Pigeon v. Buck

131 P. 1083 | Okla. | 1913

On September 13, 1910, plaintiffs in error, Lena Pigeon, Jimmie Larney, Joseph Pigeon, and Jakeman Pigeon, the two last-named minors, by John Pusley, their guardian, sued, in the district court of Hughes county, the defendants in error, William Buck, Willie Harjo, John Pigeon, and Mate Pigeon, to clear their title. *102

The petition substantially states that Lowiney Harjo, a full-blood citizen of the Creek Nation and duly enrolled as such, on July 12, 1905, after receiving her certificates and patents thereto died intestate, seised of her allotment (describing it) in the Creek Nation; that she left no child or children or their descendants her surviving, leaving her surviving, plaintiffs, Lena Pigeon, Jimmie Larney, Joseph Pigeon, and Jakeman Pigeon and her father and mother, John Pigeon and Mate Pigeon, also her husband, Willie Harjo, all full-blood citizens of the Creek Nation and duly enrolled as such; that thereafter the father and mother and the husband of deceased conveyed said land by warranty deed to the defendant William Buck, which was duly approved by the county court of Hughes county and filed for record; that the plaintiffs, brothers and sister of deceased, are her sole heirs, and as such entitled to inherit the property, because they say the same was a new acquisition; and prayed that the court so adjudge and decree and clear their title of the deeds made by the father and mother to said Buck. To the judgment of the court sustaining a demurrer to their petition, plaintiffs bring the case here.

Both sides agree that the devolution of this allotment is governed by chapter 19 of Mansf. Dig. of Ark. and particularly subsection 2 of section 2522, construed in connection with section 2531. Said subsection reads:

"If there be no children, then to the father, then to the mother; if no mother, than to the brothers and sisters, or their descendants, in equal parts."

And section 2531:

"In cases where the intestate shall die without descendants, if the estate comes by the father, then it shall ascend to the father and his heirs; if by the mother, the estate, or so much thereof as came by the mother, shall ascend to the mother and her heirs; but if the estate be a new acquisition it shall ascend to the father for his lifetime, and then descend, in remainder, to the collateral kindred of the intestate in the manner provided in this act; and, in default of a father, then *103 to the mother, for her lifetime; then to descend to the collateral heirs as before provided."
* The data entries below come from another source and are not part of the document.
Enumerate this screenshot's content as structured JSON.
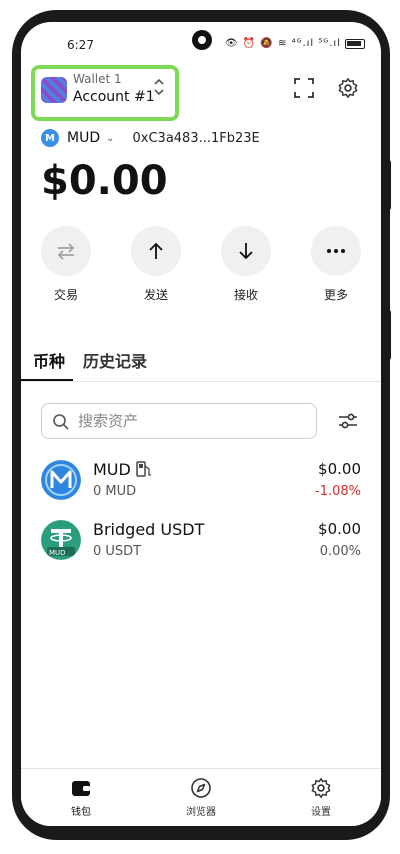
{
  "status_bar": {
    "time": "6:27",
    "icons": "👁 ⏰ 🔕 ≋ ⁴ᴳ.ıl ⁵ᴳ.ıl"
  },
  "header": {
    "wallet_label": "Wallet 1",
    "account_name": "Account #1"
  },
  "network": {
    "name": "MUD",
    "address": "0xC3a483...1Fb23E"
  },
  "balance": "$0.00",
  "actions": [
    {
      "label": "交易",
      "icon": "swap-icon"
    },
    {
      "label": "发送",
      "icon": "arrow-up-icon"
    },
    {
      "label": "接收",
      "icon": "arrow-down-icon"
    },
    {
      "label": "更多",
      "icon": "more-icon"
    }
  ],
  "tabs": {
    "tokens": "币种",
    "history": "历史记录"
  },
  "search": {
    "placeholder": "搜索资产"
  },
  "assets": [
    {
      "name": "MUD",
      "amount": "0 MUD",
      "value": "$0.00",
      "change": "-1.08%",
      "change_color": "#d0312d"
    },
    {
      "name": "Bridged USDT",
      "amount": "0 USDT",
      "value": "$0.00",
      "change": "0.00%",
      "change_color": "#555555",
      "badge": "MUD"
    }
  ],
  "bottom_nav": [
    {
      "label": "钱包",
      "icon": "wallet-icon",
      "active": true
    },
    {
      "label": "浏览器",
      "icon": "compass-icon",
      "active": false
    },
    {
      "label": "设置",
      "icon": "gear-icon",
      "active": false
    }
  ],
  "colors": {
    "highlight": "#7ed957",
    "negative": "#d0312d",
    "accent": "#111111"
  }
}
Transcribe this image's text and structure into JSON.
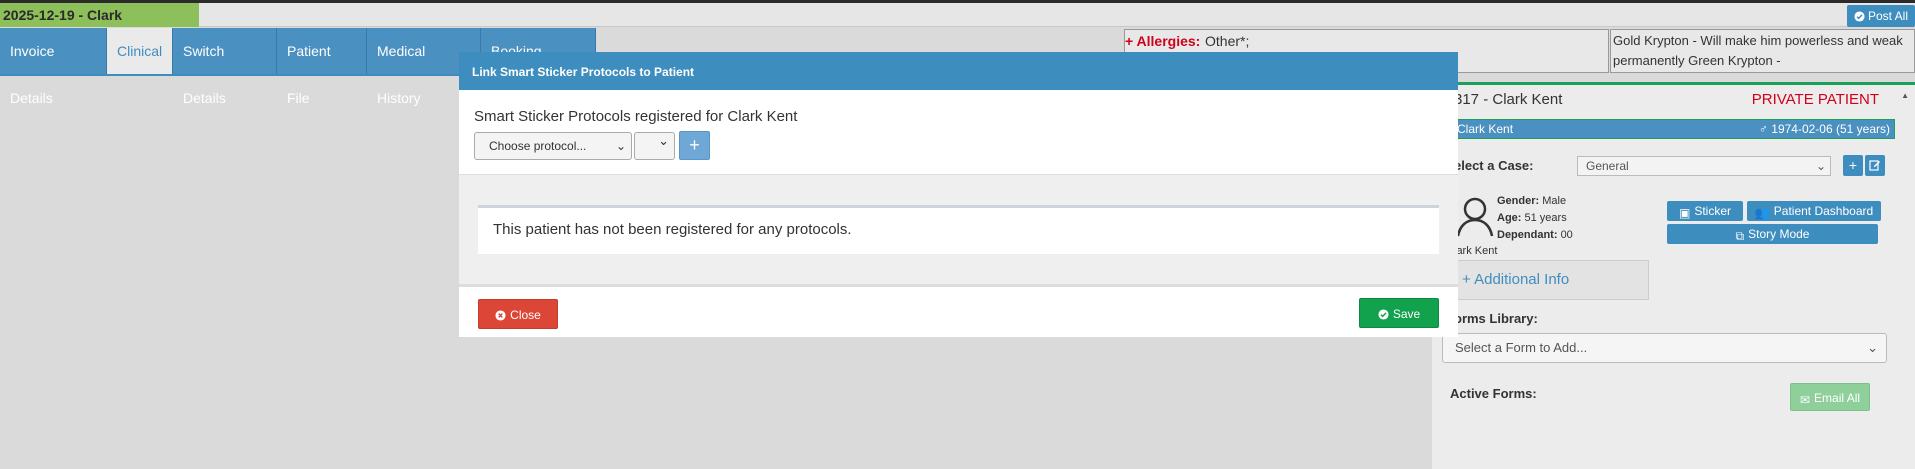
{
  "topbar": {
    "title": "2025-12-19 - Clark",
    "post_all": "Post All"
  },
  "tabs": [
    {
      "label": "Invoice Details",
      "active": false
    },
    {
      "label": "Clinical",
      "active": true
    },
    {
      "label": "Switch Details",
      "active": false
    },
    {
      "label": "Patient File",
      "active": false
    },
    {
      "label": "Medical History",
      "active": false
    },
    {
      "label": "Booking History",
      "active": false
    }
  ],
  "alerts": {
    "allergy_label": "+ Allergies:",
    "allergy_value": "Other*;",
    "notes": "Gold Krypton - Will make him powerless and weak permanently Green Krypton -"
  },
  "patient_panel": {
    "title": "317 - Clark Kent",
    "type": "PRIVATE PATIENT",
    "bar_name": "Clark Kent",
    "bar_dob": "1974-02-06 (51 years)",
    "case_label": "elect a Case:",
    "case_value": "General",
    "gender_label": "Gender:",
    "gender_value": "Male",
    "age_label": "Age:",
    "age_value": "51 years",
    "dependant_label": "Dependant:",
    "dependant_value": "00",
    "name": "lark Kent",
    "sticker_btn": "Sticker",
    "dashboard_btn": "Patient Dashboard",
    "story_btn": "Story Mode",
    "additional_info": "+ Additional Info",
    "forms_label": "orms Library:",
    "forms_placeholder": "Select a Form to Add...",
    "active_forms_label": "Active Forms:",
    "email_all": "Email All"
  },
  "modal": {
    "title": "Link Smart Sticker Protocols to Patient",
    "heading": "Smart Sticker Protocols registered for Clark Kent",
    "protocol_select": "Choose protocol...",
    "plus": "+",
    "empty_message": "This patient has not been registered for any protocols.",
    "close": "Close",
    "save": "Save"
  },
  "colors": {
    "primary": "#3e8dbf",
    "danger": "#dc4636",
    "success": "#12a24d",
    "accent_green": "#8dbf5a",
    "allergy_red": "#d0021b"
  }
}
That the land in question was not a new acquisition, and pursuant to these sections, when construed together, passed to John Pigeon and Mate Pigeon, the father and mother of the deceased, is no longer an open question in this jurisdiction, having in effect been decided by the Circuit Court of Appeals for the Eighth Circuit in Shulthis v. McDougal, 170 Fed. 529, 95 C. C. A. 615. There Andrew J. Berryhill, son of George Franklin Berryhill, a member of the Creek Nation of mixed blood, and Clementine Berryhill, his wife, a noncitizen of that tribe, died seised of an allotment. In determining who took the estate, the court construed these two sections together and held the person to be George Franklin Berryhill, the father of the deceased, and in passing said:

"* * * But when, as here, the time came to disband the tribe, its ownership as a political society could no longer continue, and the division of its property was far more nearly akin to the partition of property among tenants in common than the grant of an estate by a sovereign owner. Under such a scheme, it cannot be said that the property which passed to an allottee is a new right or acquisition created by the allotment. The right to the property antedates the allotment, and is simply given effect to by the act. Viewing the tribal property and its division in this light, Andrew J. Berryhill acquired his right to the land in question by his membership to the tribe. It was his birthright. It came to him by the blood of his tribal parent, and not by purchase. In applying the Arkansas statute, we shall accomplish the purpose of Congress and the Creek Nation best by treating the lands, not as a new acquisition by him, but as an inheritance from his parents as members of the tribe. His father was the only parent through whom he derived his right, and to his father the land should pass. If the mother had been a member of the tribe, then the land should properly pass to the parents equally."

Many titles to lands on the eastern side of this state have been acquired on the strength of this decision, and to such an extent that the same has become a rule of property there *104 (De Walt v. Cline et al., 35 Okla. 197, 128 P. 121; MaHarryv. Eatman, 29 Okla. 46, 116 P. 935; Duff et al. v. Keaton etal., 33 Okla. 92, 124 P. 291), we hold that John Pigeon and Mate Pigeon, his wife, are the persons to whom, on the death of the allottee, this estate passed in equal moieties, and that plaintiffs in error, plaintiffs below, have no interest therein. For that reason the court did not err in sustaining the demurrer to their petition.

The judgment is affirmed.

HAYES, C. J., and KANE and DUNN, JJ., concur; WILLIAMS, J., not participating.